Saturday, November 19, 2011

The Night Sky: A Journey from Dachau to Denver and Back


Early in my third decade, I became much more interested in finding out the "truth" about my family. I wrote a screenplay about someone searching for her uncle in Prague. I did research about a great uncle, and got very little information, thanks to the FBI. But these questions and others continue to take up parts (perhaps too much) of my brain.
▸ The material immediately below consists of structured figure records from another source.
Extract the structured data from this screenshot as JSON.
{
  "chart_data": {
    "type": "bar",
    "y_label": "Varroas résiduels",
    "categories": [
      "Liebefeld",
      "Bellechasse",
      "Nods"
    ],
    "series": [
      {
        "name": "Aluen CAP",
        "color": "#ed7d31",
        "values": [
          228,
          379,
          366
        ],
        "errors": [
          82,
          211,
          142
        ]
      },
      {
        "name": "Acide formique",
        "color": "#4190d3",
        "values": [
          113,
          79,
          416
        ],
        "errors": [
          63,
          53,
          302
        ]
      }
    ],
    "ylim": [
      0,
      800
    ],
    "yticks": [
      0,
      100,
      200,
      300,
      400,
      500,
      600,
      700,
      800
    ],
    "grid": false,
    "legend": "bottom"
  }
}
Maria Sutton was dealing with much more concrete questions, and closer relatives, than I was. Sutton was born in a German dp camp, and immigrated to the US with her sister, mother and the man she thought was her father. Her mother was Julia Czeczerska, a Ukrainian (Galicia, since the borders change so frequently) arrested by the SS and sent to Dachau for forced labor. She was placed with a family outside of Munich who ran a biergarten. Her fellow laborer was a Polish man named Jozef Kurek. When she was 13, Sutton found out that Kurek was her father. It took years for Sutton to put together the pieces of her biological father's life, not the least of which was letting go of what she thought she knew about him. Sutton thought he was an officer in the Polish military, a graduate of the air force academy and an educated man. None of those things were true. Sutton wrestled with her feelings of abandonment ("if Dad's so great, why doesn't he want to know me?"), and was unprepared to deal with the animosity of his younger children. The younger Kureks didn't resent Sutton, they resented Kurek himself (even after he'd been dead for a decade). Her mother loved Kurek, but he did not treat her well at all. Eventually, Czeczerska admitted that Kurek had physically abused Sutton and her older sister.
Sutton was undeterred- she did not hide under the bed (I would've been tempted to).
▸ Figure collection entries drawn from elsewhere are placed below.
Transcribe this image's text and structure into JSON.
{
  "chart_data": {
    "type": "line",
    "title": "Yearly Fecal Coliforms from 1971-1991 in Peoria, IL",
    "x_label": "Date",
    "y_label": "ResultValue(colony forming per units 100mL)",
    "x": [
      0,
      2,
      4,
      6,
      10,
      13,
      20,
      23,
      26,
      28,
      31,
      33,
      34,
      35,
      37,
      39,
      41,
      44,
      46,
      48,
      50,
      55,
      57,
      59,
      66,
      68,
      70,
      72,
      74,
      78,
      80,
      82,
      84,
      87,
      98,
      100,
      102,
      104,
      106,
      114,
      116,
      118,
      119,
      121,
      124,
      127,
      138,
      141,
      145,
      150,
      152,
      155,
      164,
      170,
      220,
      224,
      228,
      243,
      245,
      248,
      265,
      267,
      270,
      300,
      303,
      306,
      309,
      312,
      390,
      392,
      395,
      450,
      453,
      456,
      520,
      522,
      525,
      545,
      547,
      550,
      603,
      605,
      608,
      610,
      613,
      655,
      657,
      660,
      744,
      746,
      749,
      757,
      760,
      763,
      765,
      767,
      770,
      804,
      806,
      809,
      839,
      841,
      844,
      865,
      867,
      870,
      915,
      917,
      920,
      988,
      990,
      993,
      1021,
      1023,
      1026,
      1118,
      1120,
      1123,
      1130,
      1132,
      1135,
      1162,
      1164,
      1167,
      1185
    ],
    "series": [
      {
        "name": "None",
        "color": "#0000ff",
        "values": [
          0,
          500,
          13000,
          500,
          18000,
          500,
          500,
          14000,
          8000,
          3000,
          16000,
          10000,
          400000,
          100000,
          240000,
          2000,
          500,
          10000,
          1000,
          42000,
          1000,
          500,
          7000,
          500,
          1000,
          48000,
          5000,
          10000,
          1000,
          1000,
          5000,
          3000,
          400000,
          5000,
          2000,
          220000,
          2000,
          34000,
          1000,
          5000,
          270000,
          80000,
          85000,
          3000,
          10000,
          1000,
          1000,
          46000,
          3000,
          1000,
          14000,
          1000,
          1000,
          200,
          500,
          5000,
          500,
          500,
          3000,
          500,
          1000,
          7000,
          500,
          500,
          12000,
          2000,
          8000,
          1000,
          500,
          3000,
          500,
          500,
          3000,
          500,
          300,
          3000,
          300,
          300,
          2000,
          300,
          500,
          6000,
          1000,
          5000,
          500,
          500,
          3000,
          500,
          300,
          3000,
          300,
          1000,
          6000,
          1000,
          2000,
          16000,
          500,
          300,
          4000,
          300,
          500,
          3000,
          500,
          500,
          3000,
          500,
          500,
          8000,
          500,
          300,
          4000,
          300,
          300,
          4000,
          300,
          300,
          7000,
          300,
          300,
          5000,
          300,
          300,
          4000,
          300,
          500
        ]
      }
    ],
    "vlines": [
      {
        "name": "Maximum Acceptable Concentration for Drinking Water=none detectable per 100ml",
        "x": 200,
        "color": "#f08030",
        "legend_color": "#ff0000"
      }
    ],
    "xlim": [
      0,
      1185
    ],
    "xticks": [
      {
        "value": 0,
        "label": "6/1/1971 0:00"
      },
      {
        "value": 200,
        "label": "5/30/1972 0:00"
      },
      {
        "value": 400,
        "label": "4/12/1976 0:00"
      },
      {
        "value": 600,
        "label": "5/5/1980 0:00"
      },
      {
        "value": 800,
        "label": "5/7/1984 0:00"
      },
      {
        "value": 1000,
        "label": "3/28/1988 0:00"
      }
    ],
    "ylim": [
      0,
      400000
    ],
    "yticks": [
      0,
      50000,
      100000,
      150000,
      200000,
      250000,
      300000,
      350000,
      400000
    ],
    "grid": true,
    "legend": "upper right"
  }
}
Sutton went on to be successful in other searches; most notably, she was able to reunite her mother with her long lost brother, Wasyl Czeczerski (who'd lived in Bethlehem, PA for decades). This search went much faster, in part to Sutton employing an ex-KGB agent.
If you are at all interested in how even the close families can be dispersed, and in particular dispersed by that particular war, your time would be well spent with Sutton's memoir. It's available on Amazon.com.


Disclaimer: Maria Sutton supplied me with a review copy of her memoir.